TuS Köln rrh.
- Full name: Turn- und Sportverein 1874 Köln rechtsrheinisch e.V.
- Founded: 1874
- Ground: Sportpark Höhenberg

= TuS Köln rrh. =

TuS Köln rrh. is a multi-sports club from the Höhenberg district of Cologne. The club was founded through the 1946 merger of the gymnastics clubs Turnverein Kalk 1874 and Turnvereins Köln-Höhenberg and offers football, track and field, swimming, tennis, gymnastics, karate, rugby, and volleyball. While the club's sports sections are mostly committed to amateur sports the club is best known for its former women's football department. TuS had taken over the women's team from the record champion SSG Bergisch Gladbach in 1996, but the team left the club in 2008 to join Bayer Leverkusen.

== Football ==

The men's team currently plays in the Kreisliga C Köln which is the sixth division in Middle Rhine region. The women's squad played mostly second tier football with a few seasons in the third tier in between. Since the team left the club in 2008 TuS tried to establish a new women's football division of their own, and they did in 2010 after seeing an increase in their membership. The women's team restarted in the 1. Kreisklasse where they won all their games unbeaten to earn the championship but were not promoted, and entered next season's Kreisliga A, the lowest division, where they play since then.

=== Seasons ===

TuS Köln rrh. had already had a women's team for several years when the women's football department of SSG Bergisch Gladbach joined the club in July 1996. The former team of Bergisch Gladbach had played in the Regionalliga where they continued to play at TuS. In 1999 the team was relegated to the Verbandsliga but managed promotion back to the Regionalliga immediately. Afterwards the club stayed for several seasons in the Regionalliga. When TuS qualified for the 2nd Bundesliga at its inception in 2004 the club was not able to meet the organizational requirements of a promotion. TuS qualified again in the following season and this time took advantage of their right for promotion. The team achieved mid-table results in the following three, but left the club at the end of June 2008, expecting better general conditions for promotion to the Bundesliga at Bayer Leverkusen.

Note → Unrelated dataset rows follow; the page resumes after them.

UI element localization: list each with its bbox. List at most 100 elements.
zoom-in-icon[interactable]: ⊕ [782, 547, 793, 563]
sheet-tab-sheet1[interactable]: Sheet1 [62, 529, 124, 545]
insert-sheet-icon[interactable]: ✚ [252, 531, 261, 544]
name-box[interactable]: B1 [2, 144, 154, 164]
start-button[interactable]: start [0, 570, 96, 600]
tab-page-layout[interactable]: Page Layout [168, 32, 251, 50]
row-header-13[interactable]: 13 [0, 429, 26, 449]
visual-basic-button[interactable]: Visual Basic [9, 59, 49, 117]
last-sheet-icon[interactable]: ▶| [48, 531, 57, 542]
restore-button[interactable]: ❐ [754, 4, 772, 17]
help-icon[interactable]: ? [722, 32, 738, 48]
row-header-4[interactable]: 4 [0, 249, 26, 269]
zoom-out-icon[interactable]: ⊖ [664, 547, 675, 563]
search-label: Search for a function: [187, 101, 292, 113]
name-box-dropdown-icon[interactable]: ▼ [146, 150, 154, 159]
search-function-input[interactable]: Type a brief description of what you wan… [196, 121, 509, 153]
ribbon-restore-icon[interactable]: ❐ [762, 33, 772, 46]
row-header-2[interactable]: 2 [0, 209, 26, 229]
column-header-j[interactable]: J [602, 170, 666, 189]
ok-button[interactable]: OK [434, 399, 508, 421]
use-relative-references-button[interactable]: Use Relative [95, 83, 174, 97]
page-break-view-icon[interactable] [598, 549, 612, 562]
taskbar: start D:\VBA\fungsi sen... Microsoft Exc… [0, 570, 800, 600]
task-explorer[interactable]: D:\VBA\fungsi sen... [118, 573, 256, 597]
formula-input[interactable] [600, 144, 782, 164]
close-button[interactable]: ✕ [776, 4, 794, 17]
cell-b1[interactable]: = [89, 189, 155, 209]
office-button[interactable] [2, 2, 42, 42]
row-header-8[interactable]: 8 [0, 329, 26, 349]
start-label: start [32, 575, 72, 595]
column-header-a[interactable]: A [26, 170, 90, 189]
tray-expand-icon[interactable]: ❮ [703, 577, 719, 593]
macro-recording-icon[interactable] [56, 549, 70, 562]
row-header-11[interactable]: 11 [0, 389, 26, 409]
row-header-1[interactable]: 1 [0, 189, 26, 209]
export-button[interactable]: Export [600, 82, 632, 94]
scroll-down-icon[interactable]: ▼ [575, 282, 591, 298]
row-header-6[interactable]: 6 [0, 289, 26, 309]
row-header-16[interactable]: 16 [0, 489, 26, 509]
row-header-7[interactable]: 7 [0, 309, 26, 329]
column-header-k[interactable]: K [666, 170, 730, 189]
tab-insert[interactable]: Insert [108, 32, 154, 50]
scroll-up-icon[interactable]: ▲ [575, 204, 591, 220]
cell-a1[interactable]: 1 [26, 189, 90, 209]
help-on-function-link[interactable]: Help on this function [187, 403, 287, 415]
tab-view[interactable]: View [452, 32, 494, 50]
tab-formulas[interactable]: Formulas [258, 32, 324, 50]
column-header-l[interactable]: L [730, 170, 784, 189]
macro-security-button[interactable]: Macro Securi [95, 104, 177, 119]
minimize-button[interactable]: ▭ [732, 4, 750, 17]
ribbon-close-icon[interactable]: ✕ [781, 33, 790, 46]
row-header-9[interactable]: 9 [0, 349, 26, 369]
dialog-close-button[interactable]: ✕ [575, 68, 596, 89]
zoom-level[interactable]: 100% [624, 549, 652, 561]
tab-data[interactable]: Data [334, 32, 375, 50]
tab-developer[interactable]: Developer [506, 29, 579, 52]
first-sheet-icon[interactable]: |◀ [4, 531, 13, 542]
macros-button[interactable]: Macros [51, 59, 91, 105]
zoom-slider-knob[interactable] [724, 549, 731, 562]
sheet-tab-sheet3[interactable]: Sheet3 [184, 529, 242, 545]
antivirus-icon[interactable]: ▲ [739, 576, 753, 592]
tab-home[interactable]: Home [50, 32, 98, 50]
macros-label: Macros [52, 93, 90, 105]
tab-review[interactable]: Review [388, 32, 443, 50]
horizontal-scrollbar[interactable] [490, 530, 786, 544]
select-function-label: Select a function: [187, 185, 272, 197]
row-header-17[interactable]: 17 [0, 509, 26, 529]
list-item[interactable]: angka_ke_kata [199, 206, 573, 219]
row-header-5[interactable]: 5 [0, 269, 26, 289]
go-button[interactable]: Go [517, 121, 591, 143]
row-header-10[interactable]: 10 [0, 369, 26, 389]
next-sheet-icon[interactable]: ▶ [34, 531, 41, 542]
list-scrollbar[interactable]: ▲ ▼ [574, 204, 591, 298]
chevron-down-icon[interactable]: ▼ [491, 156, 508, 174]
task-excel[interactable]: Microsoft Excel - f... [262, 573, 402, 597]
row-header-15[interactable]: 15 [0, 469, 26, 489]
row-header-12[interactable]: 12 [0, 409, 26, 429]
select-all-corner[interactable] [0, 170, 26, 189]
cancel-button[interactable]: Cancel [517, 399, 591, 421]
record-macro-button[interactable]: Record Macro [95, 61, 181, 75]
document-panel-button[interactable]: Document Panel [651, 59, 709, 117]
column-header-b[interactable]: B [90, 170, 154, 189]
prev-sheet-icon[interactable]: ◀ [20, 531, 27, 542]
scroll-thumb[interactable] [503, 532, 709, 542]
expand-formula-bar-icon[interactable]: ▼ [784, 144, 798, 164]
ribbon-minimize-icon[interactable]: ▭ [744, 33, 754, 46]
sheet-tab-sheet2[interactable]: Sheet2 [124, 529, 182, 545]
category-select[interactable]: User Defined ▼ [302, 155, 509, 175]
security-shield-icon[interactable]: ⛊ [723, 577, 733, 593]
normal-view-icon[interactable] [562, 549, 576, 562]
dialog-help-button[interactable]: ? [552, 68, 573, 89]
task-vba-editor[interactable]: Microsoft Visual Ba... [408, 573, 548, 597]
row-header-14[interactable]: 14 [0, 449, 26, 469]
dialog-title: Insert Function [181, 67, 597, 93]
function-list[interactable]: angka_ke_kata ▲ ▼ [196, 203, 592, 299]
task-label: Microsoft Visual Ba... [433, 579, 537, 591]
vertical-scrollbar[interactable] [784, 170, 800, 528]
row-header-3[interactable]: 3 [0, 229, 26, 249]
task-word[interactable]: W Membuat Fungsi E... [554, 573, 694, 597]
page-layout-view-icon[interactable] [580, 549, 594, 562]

| Season | League | Place | W | D | L | GF | GA | Pts | DFB-Pokal |
| 1996–97 | Regionalliga (II) | unknown |  |  |  |  |  |  | not qualified |
| 1997–98 | Regionalliga | unknown |  |  |  |  |  |  | not qualified |
| 1998–99 | Regionalliga | unknown |  |  |  |  |  |  | 2nd round |
| 1999–00 | Verbandsliga (III) | 1 |  | 1 | 1 |  |  |  | not qualified |
| 2000–01 | Regionalliga (II) | unknown |  |  |  |  |  |  | not qualified |
| 2001–02 | Regionalliga | 9 | 7 | 6 | 11 | 34 | 46 | 27 | not qualified |
| 2002–03 | Regionalliga | 4 | 12 | 4 | 8 | 43 | 33 | 40 | not qualified |
| 2003–04 | Regionalliga | 4 | 10 | 8 | 6 | 43 | 39 | 38 | not qualified |
| 2004–05 | Regionalliga (III) | 1 | 19 | 2 | 1 | 67 | 15 | 59 | 2nd round |
| 2005–06 | 2nd Bundesliga (south) (II) | 4 | 13 | 5 | 4 | 49 | 20 | 44 | 2nd round |
| 2006–07 | 2nd Bundesliga (south) | 5 | 10 | 8 | 4 | 43 | 19 | 38 | 3rd round |
| 2007–08 | 2nd Bundesliga (south) | 4 | 10 | 6 | 6 | 46 | 28 | 36 | Semi-final |
| 2008–10 | inactive |  |  |  |  |  |  |  |  |
| 2010–11 | 1. Kreisklasse (VII) | 1 | 17 | 0 | 0 | 66 | 8 | 58 | not qualified |
| 2011–12 | Kreisliga (VII) | 5 | 12 | 5 | 9 | 66 | 40 | 41 | not qualified |
| 2012–13 | Kreisliga | 6 | 12 | 8 | 8 | 81 | 37 | 44 | not qualified |
| 2013–14 | Kreisliga | 9 | 11 | 2 | 13 | 56 | 46 | 35 | not qualified |
| 2014–15 | Kreisliga | 13 | 4 | 0 | 24 | 25 | 187 | 12 | not qualified |
Green marks a season followed by promotion, red a season followed by relegation.